At the heart of the Semantic Web are dictionaries that draw direct relationships between terms. The Semantic Web knows magazines are also called publications, people work for a company, and so on. Any program running a semantic search would see the tags in a document and access a dictionary to define them and figure out relationships before proceeding — like when you type http://www.informationweek.com in your browser, and the program accesses a dictionary, or name server, to find out what computer actually hosts that site.
The ability to find information more easily won’t just make life easier but should provide distinct returns for businesses. “If search gets better, people are going to be able to find you easier, and your employees are going to be more productive,” says Alden Hart, CTO of the Adrenaline Group, a technology consulting firm.

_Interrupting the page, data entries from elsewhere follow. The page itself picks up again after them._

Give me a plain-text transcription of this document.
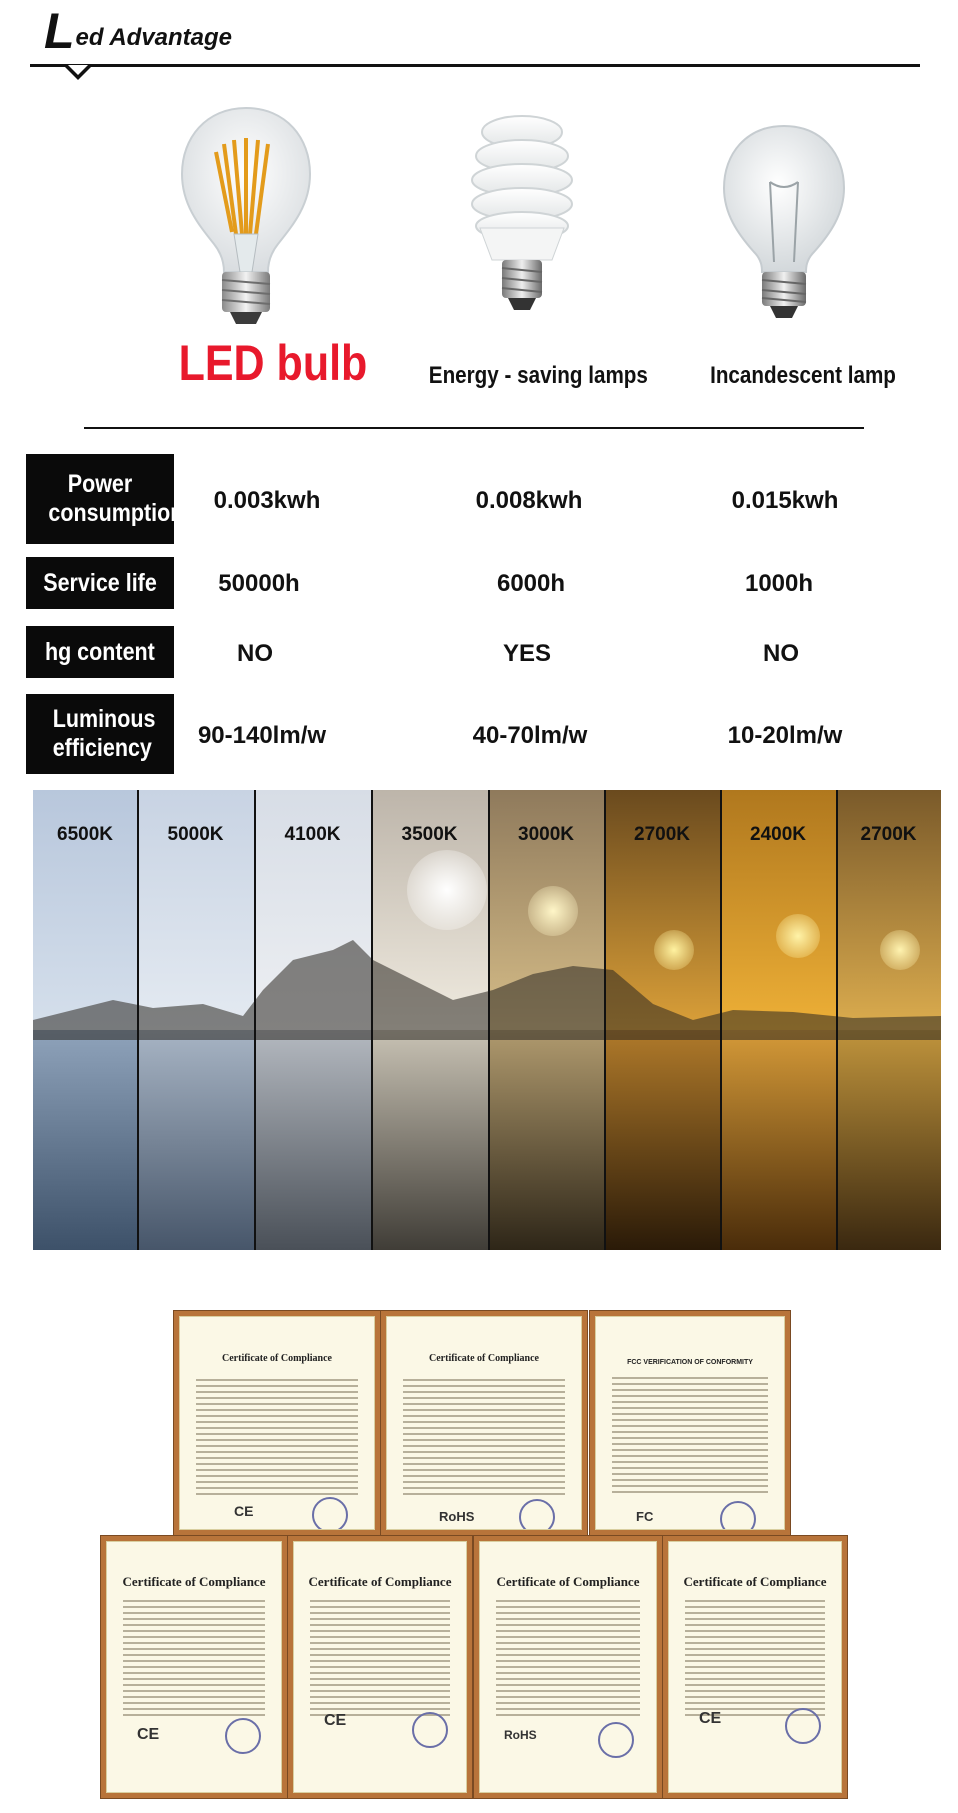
L ed Advantage
LED bulb	Energy - saving lamps	Incandescent lamp
Power consumption	0.003kwh	0.008kwh	0.015kwh
Service life	50000h	6000h	1000h
hg content	NO	YES	NO
Luminous efficiency	90-140lm/w	40-70lm/w	10-20lm/w
6500K	5000K	4100K	3500K	3000K	2700K	2400K	2700K
Certificate of Compliance
CE
Certificate of Compliance
RoHS
FCC VERIFICATION OF CONFORMITY
FC
Certificate of Compliance
CE
Certificate of Compliance
CE
Certificate of Compliance
RoHS
Certificate of Compliance
CE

Consider the hypothetical case of an automobile manufacturer that needs to find the perfect part for a new car it’s developing. The carmaker could instruct a semantic search tool to find nuts that are lightweight, very resistant to heat, of a certain size, cost less than a penny, and can be delivered at the same time each week. By accessing the relatable semantic tags in product catalogs from a variety of suppliers, a program could compare, contrast, and evaluate the options, presenting the carmaker with a list of nuts that best meet its criteria. That wouldn’t be possible without semantic tags, says Eric Miller, Semantic Web activity lead for the World Wide Web Consortium. “Not everyone says a ‘cog’ is a ‘cog,'” he says.